Maria Menounos, 45, shocked her fans in the beginning of May 2023, when she revealed she had secretly undergone treatment for pancreatic cancer. The journalist, who is expecting her first child via surrogate, was first diagnosed in Jan. 2023 and admitted she had surgery  She called the process “painful” and explained how it affected her, in an interview with PEOPLE.

“It was super painful,” she told the outlet. “I couldn’t move or lift myself up.”  Her husband, Keven Undergaro, whom she’s been married to since 2017, has been by her side as she continues to recover from the illness and they await the arrival of their little one. In the same year they got married, Maria had to undergo surgery for a meningioma, an intracranial tumor that was benign, and she later recovered.

Maria Menounos
Maria poses at an event. (Priscilla Grant/Everett Collection)

Find out more about Maria’s cancer battle below.

Maria Menounos Diagnosed With Pancreatic Cancer

After her benign brain tumor was removed, Maria encountered more health issues in June 2022. She started having leg cramps and was diagnosed with type 1 diabetes. She treated it by taking insulin and monitoring her diet and by Oct. 2022, she said she  “felt so good” and was “crushing it,” but a month later, she started having “excruciating abdominal pain and diarrhea.”

Although she was initially told “everything was fine,” she continued to have pain and had a full body MRI, which revealed she had a mass on her pancreas. Doctors diagnosed it as stage 2 pancreatic cancer and Maria couldn’t believe it. “I’m like, ‘How in the freaking world can I have a brain tumor and pancreatic cancer?’” she wondered. “All I could think was that I have a baby coming.”

Maria’s treatment for her diagnosis included surgery to have the 3.9 cm tumor removed, along with her spleen, a large fibroid and 17 lymph nodes. “It was super painful,” she said in an interview with PEOPLE. “I couldn’t move or lift myself up.”

What Is Pancreatic Cancer?

Pancreatic cancer is when a tumor or tumors grow in your pancreas, an organ in your abdomen that’s behind the lower part of your stomach. The pancreas “releases enzymes that aid digestion and produces hormones that help manage your blood sugar,” according to the Mayo Clinic. The website says that the most common type of cancer that forms in the pancreas “begins in the cells that line the ducts that carry digestive enzymes out of the pancreas (pancreatic ductal adenocarcinoma).”

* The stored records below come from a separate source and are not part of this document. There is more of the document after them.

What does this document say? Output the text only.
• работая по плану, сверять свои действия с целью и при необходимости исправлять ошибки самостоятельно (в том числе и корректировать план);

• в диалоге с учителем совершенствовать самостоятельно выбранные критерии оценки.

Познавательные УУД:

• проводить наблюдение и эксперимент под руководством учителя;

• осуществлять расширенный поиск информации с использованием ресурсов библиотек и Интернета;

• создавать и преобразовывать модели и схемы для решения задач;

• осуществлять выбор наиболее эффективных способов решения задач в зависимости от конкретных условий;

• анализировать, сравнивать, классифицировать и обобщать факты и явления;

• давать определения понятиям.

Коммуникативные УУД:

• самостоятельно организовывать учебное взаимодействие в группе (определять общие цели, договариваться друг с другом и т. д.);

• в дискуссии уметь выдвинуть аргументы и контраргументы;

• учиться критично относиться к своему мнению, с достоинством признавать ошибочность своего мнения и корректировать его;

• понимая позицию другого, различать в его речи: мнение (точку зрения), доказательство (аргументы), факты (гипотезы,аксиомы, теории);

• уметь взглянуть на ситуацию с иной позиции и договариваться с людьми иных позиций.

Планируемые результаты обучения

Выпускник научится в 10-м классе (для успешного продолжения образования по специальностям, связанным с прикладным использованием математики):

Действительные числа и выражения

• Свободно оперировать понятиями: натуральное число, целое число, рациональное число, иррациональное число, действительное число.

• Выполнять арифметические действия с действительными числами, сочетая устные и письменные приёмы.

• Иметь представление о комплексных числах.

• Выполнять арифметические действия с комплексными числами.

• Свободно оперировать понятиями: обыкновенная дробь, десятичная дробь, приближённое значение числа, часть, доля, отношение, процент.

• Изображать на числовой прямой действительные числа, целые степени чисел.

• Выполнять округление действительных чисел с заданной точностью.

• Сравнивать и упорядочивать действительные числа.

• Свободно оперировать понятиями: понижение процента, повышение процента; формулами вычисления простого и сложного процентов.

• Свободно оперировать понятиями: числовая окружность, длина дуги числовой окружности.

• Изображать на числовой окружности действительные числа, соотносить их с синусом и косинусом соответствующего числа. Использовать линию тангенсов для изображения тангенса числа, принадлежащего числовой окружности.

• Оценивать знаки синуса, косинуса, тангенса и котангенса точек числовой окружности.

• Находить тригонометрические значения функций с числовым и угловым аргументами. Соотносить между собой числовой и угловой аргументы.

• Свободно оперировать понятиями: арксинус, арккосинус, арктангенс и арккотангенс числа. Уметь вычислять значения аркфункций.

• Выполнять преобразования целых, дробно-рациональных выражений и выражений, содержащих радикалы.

Since pancreatic cancer usually doesn’t cause symptoms until it has spread to other organs, it’s usually not detected early, when it’s most curable. Some of the symptoms include abdominal pain, loss of appetite, yellowing of skin and/or the whites of eyes, light colored stool, dark colored urine, itchy skin, new diagnosis of diabetes, and blood clots. When it comes to treatment, the options depend on the individual and the stage of the cancer. They include surgery, radiation therapy, chemotherapy, or a combo of two or three.

How Long Has Maria Menounos Been Sick?

As mentioned before, Maria first started feeling ill in June 2022, when she was diagnosed with type 1 diabetes. Her abdominal pain caused her to get looked at further and it resulted in her diagnosis of pancreatic cancer in Jan. 2023. She went on to have surgery and has been recovering throughout the first half of the year.

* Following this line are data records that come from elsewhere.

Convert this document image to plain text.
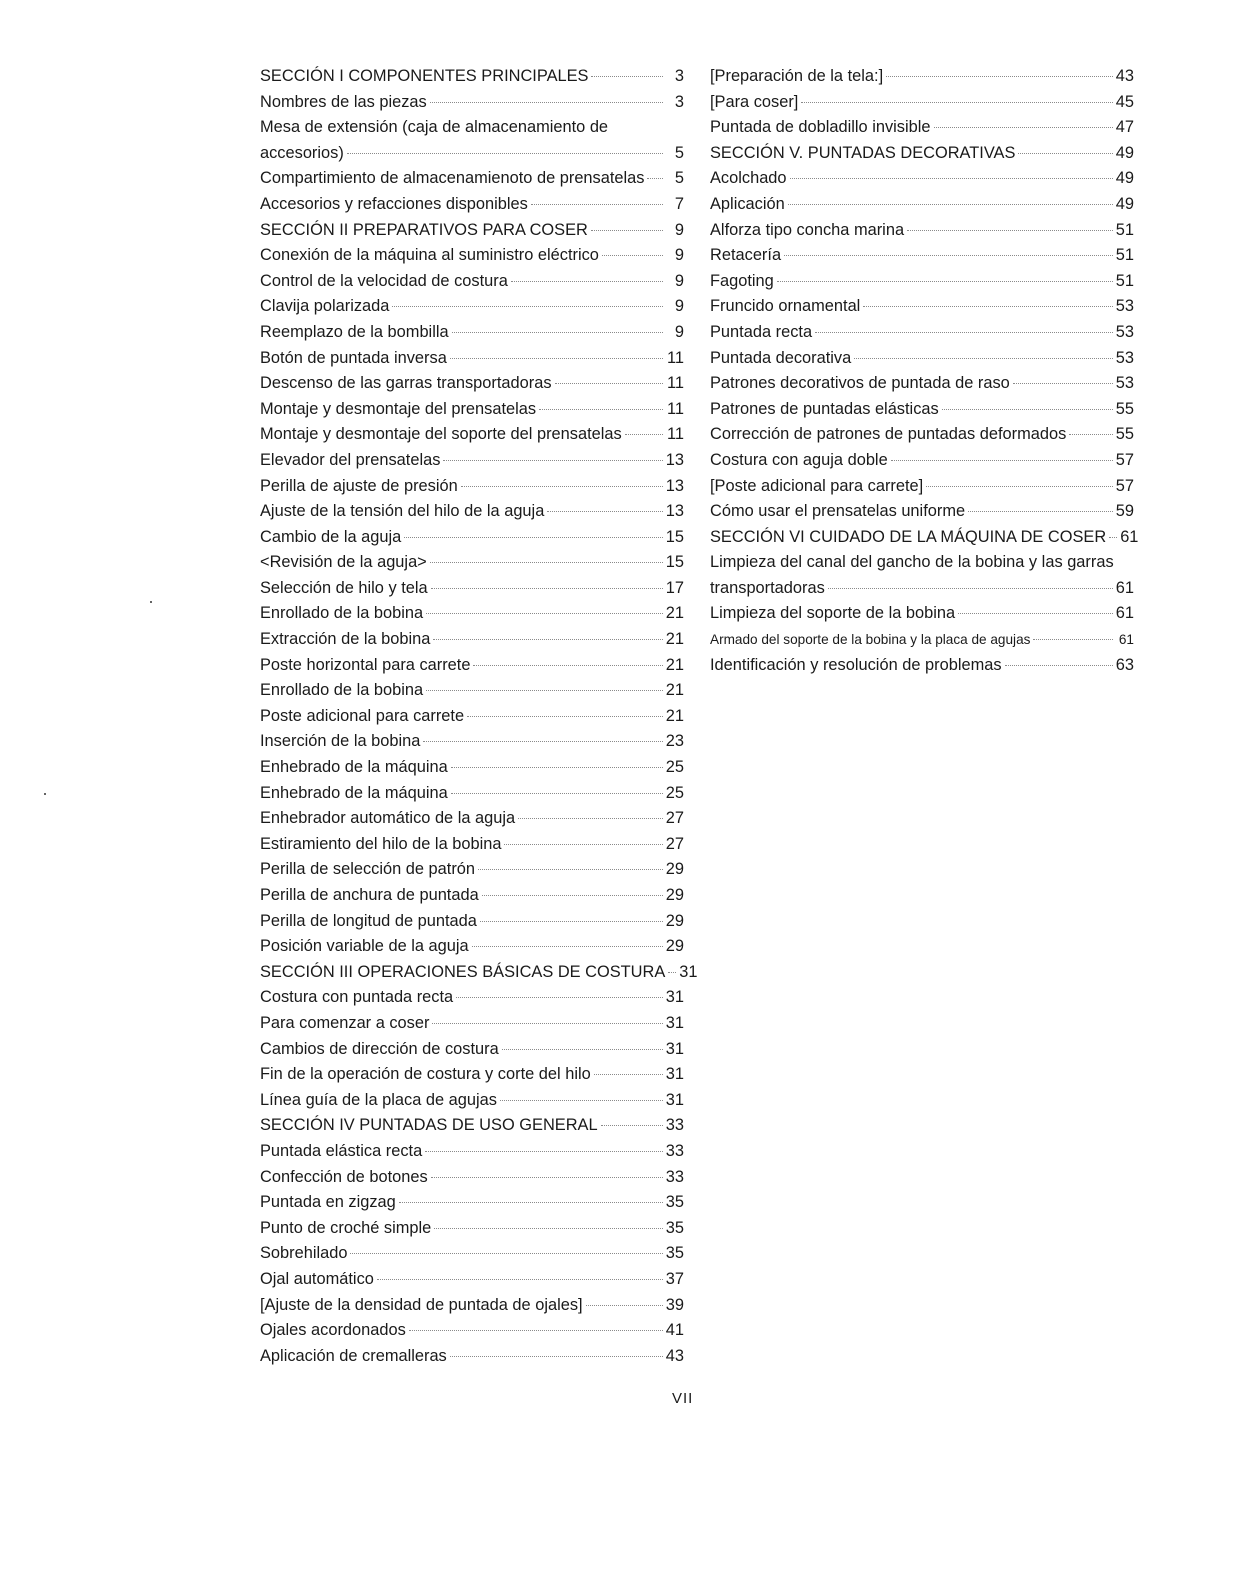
SECCIÓN I COMPONENTES PRINCIPALES	3
Nombres de las piezas	3
Mesa de extensión (caja de almacenamiento de
accesorios)	5
Compartimiento de almacenamienoto de prensatelas	5
Accesorios y refacciones disponibles	7
SECCIÓN II PREPARATIVOS PARA COSER	9
Conexión de la máquina al suministro eléctrico	9
Control de la velocidad de costura	9
Clavija polarizada	9
Reemplazo de la bombilla	9
Botón de puntada inversa	11
Descenso de las garras transportadoras	11
Montaje y desmontaje del prensatelas	11
Montaje y desmontaje del soporte del prensatelas	11
Elevador del prensatelas	13
Perilla de ajuste de presión	13
Ajuste de la tensión del hilo de la aguja	13
Cambio de la aguja	15
<Revisión de la aguja>	15
Selección de hilo y tela	17
Enrollado de la bobina	21
Extracción de la bobina	21
Poste horizontal para carrete	21
Enrollado de la bobina	21
Poste adicional para carrete	21
Inserción de la bobina	23
Enhebrado de la máquina	25
Enhebrado de la máquina	25
Enhebrador automático de la aguja	27
Estiramiento del hilo de la bobina	27
Perilla de selección de patrón	29
Perilla de anchura de puntada	29
Perilla de longitud de puntada	29
Posición variable de la aguja	29
SECCIÓN III OPERACIONES BÁSICAS DE COSTURA 31
Costura con puntada recta	31
Para comenzar a coser	31
Cambios de dirección de costura	31
Fin de la operación de costura y corte del hilo	31
Línea guía de la placa de agujas	31
SECCIÓN IV PUNTADAS DE USO GENERAL	33
Puntada elástica recta	33
Confección de botones	33
Puntada en zigzag	35
Punto de croché simple	35
Sobrehilado	35
Ojal automático	37
[Ajuste de la densidad de puntada de ojales]	39
Ojales acordonados	41
Aplicación de cremalleras	43
[Preparación de la tela:]	43
[Para coser]	45
Puntada de dobladillo invisible	47
SECCIÓN V. PUNTADAS DECORATIVAS	49
Acolchado	49
Aplicación	49
Alforza tipo concha marina	51
Retacería	51
Fagoting	51
Fruncido ornamental	53
Puntada recta	53
Puntada decorativa	53
Patrones decorativos de puntada de raso	53
Patrones de puntadas elásticas	55
Corrección de patrones de puntadas deformados	55
Costura con aguja doble	57
[Poste adicional para carrete]	57
Cómo usar el prensatelas uniforme	59
SECCIÓN VI CUIDADO DE LA MÁQUINA DE COSER 61
Limpieza del canal del gancho de la bobina y las garras
transportadoras	61
Limpieza del soporte de la bobina	61
Armado del soporte de la bobina y la placa de agujas	61
Identificación y resolución de problemas	63
VII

How Is Maria Menounos Today?

Maria Menounos
Maria is in full recovery after her treatment. (Matt Baron/BEI/Shutterstock)

Maria found out about her diagnosis early enough to be given a “good prognosis” before her surgery. “I need people to know that there are places they can go to catch things early,” she said after the process. “You can’t let fear get in the way. I had that moment where I thought I was a goner, but I’m okay because I caught this early enough.”

In May 2023, it was reported that Maria would not need any additional treatment after her surgery, but she does need to get annual scans to keep an eye on her condition for the next five years. She is now focusing on welcoming her new addition, who’s been confirmed to be a girl and is expected in the summer of 2023. “I’m so grateful and lucky,” Maria said. “God granted me a miracle. I’m going to appreciate having [my daughter] in my life so much more than I would have before this journey.”